Las elecciones a la Cámara Baja del 8 de febrero se perfilan como una confrontación ideológica entre la coalición conservadora gobernante y el centrismo de un nuevo partido de oposición que busca contrarrestar a la actual administración.
eso corresponde El Partido Liberal Democrático de la primera ministra Sanae Takaichi y su socio de coalición Nippon Ishin (Partido de Innovación de Japón) contra Chudo Kaikaku Rengo (alianza reformista centrista)Recientemente formado por la fusión del Partido Democrático Constitucional de Japón y Komeito.
El PLD propone una legislación de tendencia conservadora, incluida una ley antiespionaje.
Chudo exige políticas que enfatizen la coexistencia y la diversidad.
Apenas tres meses después de la formación del gabinete de Takaichi, los votantes tendrán pocas opciones a la hora de decidir si le dan un voto de confianza o recurren a una fuerza alternativa.
Chihiro Okawa, profesor de ciencias políticas en la Universidad de Kanagawa, dijo que las elecciones enfrentarían posiciones políticas conservadoras y centristas.
"Los votantes tendrán que decidir de qué lado están más cerca sus propios valores, y la clave será la distancia psicológica que sientan respecto a los diferentes partidos", dijo.
Al mismo tiempo, otros dos partidos de oposición que lograron grandes avances en las elecciones a la Cámara Alta del año pasado buscarán replicar ese desempeño.
El Partido Democrático Popular se distancia tanto del PLD como del Chudo, describiendo a ambas fuerzas como "de la vieja escuela".
Sanseito volverá a apoyarse en su lema "Japón primero" y buscará lograr los mismos logros importantes alcanzados en las elecciones a la cámara alta.
En el momento de la disolución de la cámara baja el 23 de enero, el PLD tenía 197 miembros, mientras que Chudo tenía 173 en total.

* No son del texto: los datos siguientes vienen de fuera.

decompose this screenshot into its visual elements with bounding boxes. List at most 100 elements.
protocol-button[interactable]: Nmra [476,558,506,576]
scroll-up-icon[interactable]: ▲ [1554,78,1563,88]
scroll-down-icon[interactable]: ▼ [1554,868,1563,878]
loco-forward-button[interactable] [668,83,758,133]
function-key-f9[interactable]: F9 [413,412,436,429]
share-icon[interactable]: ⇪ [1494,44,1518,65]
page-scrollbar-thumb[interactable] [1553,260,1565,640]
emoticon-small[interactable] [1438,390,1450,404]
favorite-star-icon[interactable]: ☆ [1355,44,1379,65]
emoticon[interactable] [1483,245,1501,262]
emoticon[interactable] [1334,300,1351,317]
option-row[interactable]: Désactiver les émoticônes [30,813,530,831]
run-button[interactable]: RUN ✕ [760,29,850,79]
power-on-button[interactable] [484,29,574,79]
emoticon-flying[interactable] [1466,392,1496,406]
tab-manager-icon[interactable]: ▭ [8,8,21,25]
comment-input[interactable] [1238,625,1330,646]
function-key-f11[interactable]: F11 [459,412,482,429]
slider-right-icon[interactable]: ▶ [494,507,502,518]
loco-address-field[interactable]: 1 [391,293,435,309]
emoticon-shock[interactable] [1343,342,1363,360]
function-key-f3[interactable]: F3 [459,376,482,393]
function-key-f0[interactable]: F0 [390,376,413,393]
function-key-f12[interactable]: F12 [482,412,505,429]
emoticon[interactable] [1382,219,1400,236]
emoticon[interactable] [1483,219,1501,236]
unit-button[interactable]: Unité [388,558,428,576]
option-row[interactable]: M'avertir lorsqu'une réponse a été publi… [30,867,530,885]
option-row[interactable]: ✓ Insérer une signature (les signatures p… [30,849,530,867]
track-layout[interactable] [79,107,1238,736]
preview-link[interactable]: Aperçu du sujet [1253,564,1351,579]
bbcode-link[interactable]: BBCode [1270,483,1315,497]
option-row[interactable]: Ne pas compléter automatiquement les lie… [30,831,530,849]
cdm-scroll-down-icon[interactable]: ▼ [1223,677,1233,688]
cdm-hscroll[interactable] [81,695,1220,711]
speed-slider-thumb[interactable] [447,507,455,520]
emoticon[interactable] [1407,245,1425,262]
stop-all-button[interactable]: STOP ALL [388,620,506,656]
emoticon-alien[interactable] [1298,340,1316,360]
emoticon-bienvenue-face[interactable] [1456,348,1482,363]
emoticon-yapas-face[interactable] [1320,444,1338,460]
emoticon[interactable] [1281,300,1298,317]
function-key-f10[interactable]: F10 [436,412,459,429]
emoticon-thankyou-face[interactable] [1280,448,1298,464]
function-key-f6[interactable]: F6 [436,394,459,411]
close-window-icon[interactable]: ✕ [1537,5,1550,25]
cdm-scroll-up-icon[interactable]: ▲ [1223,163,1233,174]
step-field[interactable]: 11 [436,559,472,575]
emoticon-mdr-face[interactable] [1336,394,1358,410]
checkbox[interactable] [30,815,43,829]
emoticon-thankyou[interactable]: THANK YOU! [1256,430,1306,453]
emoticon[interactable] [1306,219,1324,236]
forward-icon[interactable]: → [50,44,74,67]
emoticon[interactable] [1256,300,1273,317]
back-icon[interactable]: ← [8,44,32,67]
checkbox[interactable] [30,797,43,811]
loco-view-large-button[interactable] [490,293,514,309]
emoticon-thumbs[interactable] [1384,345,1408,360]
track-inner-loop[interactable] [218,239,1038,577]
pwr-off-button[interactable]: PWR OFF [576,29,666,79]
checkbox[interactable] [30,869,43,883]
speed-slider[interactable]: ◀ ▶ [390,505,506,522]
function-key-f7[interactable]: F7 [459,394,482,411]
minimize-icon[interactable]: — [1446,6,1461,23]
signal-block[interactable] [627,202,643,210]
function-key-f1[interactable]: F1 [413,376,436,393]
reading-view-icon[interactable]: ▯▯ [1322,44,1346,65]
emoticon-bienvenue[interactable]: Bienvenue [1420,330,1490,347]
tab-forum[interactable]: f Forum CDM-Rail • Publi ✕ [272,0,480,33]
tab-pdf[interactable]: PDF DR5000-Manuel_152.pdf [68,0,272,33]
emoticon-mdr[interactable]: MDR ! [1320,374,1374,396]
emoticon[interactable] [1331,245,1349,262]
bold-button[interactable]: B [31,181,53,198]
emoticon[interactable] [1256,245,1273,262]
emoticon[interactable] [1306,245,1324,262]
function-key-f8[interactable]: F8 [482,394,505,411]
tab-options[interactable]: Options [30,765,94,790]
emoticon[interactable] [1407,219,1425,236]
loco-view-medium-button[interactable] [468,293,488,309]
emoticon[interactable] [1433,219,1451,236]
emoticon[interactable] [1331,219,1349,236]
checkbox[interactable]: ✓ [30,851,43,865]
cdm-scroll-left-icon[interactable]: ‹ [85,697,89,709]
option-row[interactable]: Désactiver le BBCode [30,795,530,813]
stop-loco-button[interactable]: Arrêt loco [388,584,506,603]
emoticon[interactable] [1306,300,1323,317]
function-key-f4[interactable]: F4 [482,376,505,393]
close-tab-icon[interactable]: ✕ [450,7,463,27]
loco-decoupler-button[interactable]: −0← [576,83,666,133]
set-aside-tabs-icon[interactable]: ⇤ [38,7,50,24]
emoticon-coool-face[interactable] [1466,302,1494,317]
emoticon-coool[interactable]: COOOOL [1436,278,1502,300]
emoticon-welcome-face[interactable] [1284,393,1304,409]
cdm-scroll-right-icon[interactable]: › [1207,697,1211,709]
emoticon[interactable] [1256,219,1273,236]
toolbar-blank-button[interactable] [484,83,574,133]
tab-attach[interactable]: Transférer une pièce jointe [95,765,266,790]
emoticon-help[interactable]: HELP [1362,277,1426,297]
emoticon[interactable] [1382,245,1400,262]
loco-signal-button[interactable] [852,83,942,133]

El conservadurismo defendido por el PLD es una clara señal de que Takaichi quiere establecerse como el verdadero sucesor del ex primer ministro Shinzo Abe.
Se hizo eco de las declaraciones de Abe de que quería convertir a Japón en una "nación común" con mayores capacidades de defensa y un Estado más fuerte.
Se atribuye al conservadurismo de Abe el mérito de haber permitido al PLD dominar la escena política durante su segundo mandato como Primer Ministro, de 2012 a 2020.
El PLD continúa esta tendencia presionando a favor de una legislación que ilegalice la profanación de la bandera nacional Hinomaru y pidiendo una sucesión imperial que mantenga la práctica pasada de permitir que sólo el hijo de un emperador varón ascienda al Trono del Crisantemo.
Por otro lado, Chudo enfatiza la importancia de asegurar la felicidad de los individuos.
En su programa político se puso énfasis en la protección de la dignidad humana en lugar de obligar a la gente a obedecer al Estado y su ideología.
Las posiciones políticas del partido incluyen la introducción de un sistema que permita a las parejas casadas elegir el apellido que utilizar, así como la promoción de una sociedad multicultural inclusiva.
(Este artículo fue compilado a partir de informes de Kei Kobayashi, Taishi Sasayama, Mika Kuniyoshi y Ryutaro Abe).